Apiflor sounds like a wonderful promise. The word calls back honey bees and colorful pastures, and the biscuits themselves give off smells that immediately stimulate the senses. When Apiflor was founded, in Madic, at the northernmost point of Cantal, near Bort-les-Orgues, more than 20 years ago, Daniel Estager first started off with a honey shortbread biscuit. "It’s like eating straight from honeycomb," making it a thoroughly natural way to pay tribute to the bees that support his 600 beehives that he has kept for the last 15 years. "I’ve developed my product line little by little," the entrepreneur explains, who today employs 8 people. "We developed crunchy biscuits and Auvergne carrés, sugar biscuits, then we were the first to offer aperitif biscuits made with Cantal and Bleu d’Auvergne cheese. Believe it or not, it’s rather tricky technically speaking to work with real cheese and a biscuit roller!"
Frozen flower and spice bread with white lentils from St. Flour
Daniel Estager produces everything on site and prefers supplying himself locally with raw materials. "Our recipes come from the old Auvergne traditions: Sablé du buronnier (crunchy shepherd’s biscuit), Lauzes d’Auvergne au beurre (Flagstone butter biscuit), or even traditional spice bread, with figs and orange marmalade." Another specialty: a cake made with the white lentil from St.

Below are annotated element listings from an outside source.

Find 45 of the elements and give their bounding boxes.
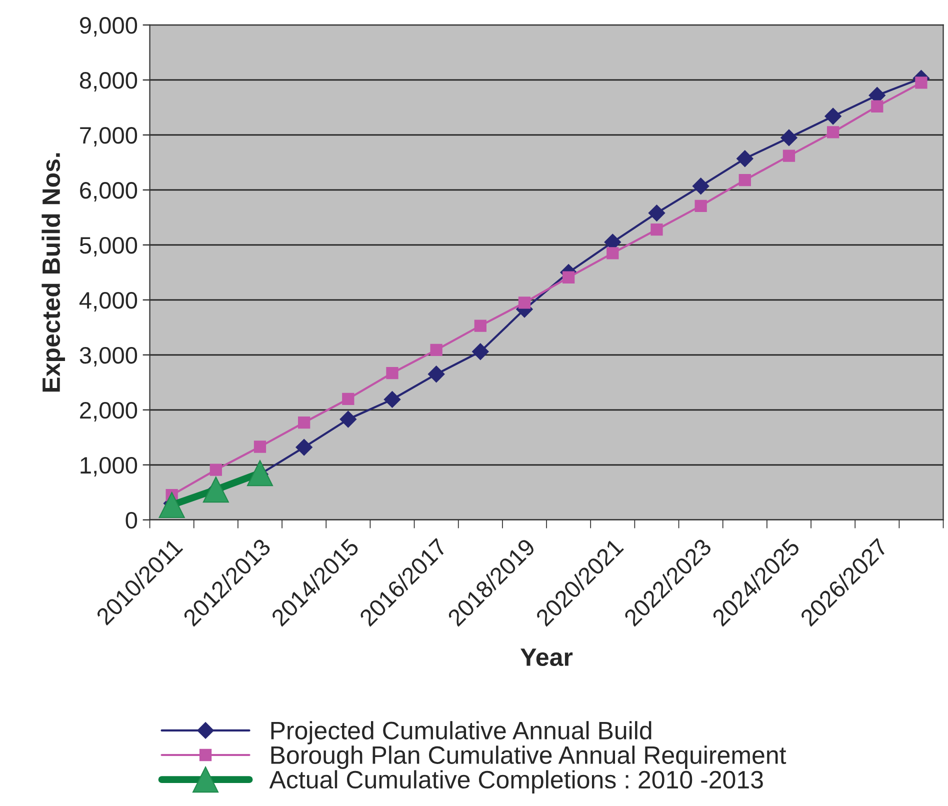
point: [386, 366, 398, 380]
point: [871, 100, 884, 112]
point: [738, 174, 751, 186]
point: [210, 464, 222, 476]
y-tick-label: 7,000: [80, 127, 138, 147]
point: [472, 343, 489, 360]
point: [246, 460, 274, 486]
point: [606, 247, 619, 260]
point: [562, 271, 575, 284]
point: [384, 391, 401, 408]
y-tick-label: 9,000: [80, 17, 138, 37]
point: [648, 204, 666, 222]
point: [518, 296, 531, 309]
point: [342, 392, 354, 405]
point: [915, 76, 928, 89]
legend-label: Borough Plan Cumulative Annual Requirement: [271, 746, 786, 769]
point: [296, 438, 312, 456]
legend-label: Projected Cumulative Annual Build: [271, 721, 652, 744]
x-axis-title: Year: [520, 648, 573, 666]
point: [428, 366, 445, 383]
point: [298, 416, 310, 429]
y-tick-label: 0: [126, 512, 138, 529]
point: [254, 440, 266, 453]
y-tick-label: 8,000: [80, 72, 138, 92]
y-tick-label: 3,000: [80, 346, 138, 366]
y-tick-label: 6,000: [80, 182, 138, 202]
y-tick-label: 4,000: [79, 292, 138, 312]
y-tick-label: 2,000: [80, 402, 138, 422]
point: [474, 320, 486, 332]
point: [202, 476, 229, 503]
point: [782, 150, 796, 162]
point: [824, 108, 842, 125]
y-tick-label: 5,000: [80, 237, 138, 257]
point: [158, 492, 185, 518]
point: [692, 178, 710, 194]
y-tick-label: 1,000: [80, 456, 138, 476]
y-axis-title: Expected Build Nos.: [42, 153, 66, 392]
point: [430, 344, 442, 356]
legend-label: Actual Cumulative Completions : 2010 -2013: [269, 770, 763, 794]
point: [736, 150, 754, 167]
point: [650, 223, 663, 236]
point: [340, 410, 357, 428]
point: [694, 200, 707, 212]
point: [780, 129, 798, 146]
point: [826, 126, 840, 138]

Flour, which brings together a wonderful collection of marmalades and preserves cooked in copper pots (Floranne brand), with sometimes singular flavours – dandelion, verbena infusions and Aubrac, gentian, rock thyme or meadowsweet "teas". "In 2012, we also created with the Michelin-starred chef Louis-Bernard Puech two new lines:bitter orange marmelades for foie gras and for each of the 5 AOP cheese houses of Auvergne." All of these and more can be found well beyond the borders of Cantal, in the regional specialty aisle of supermarkets or fine food stores.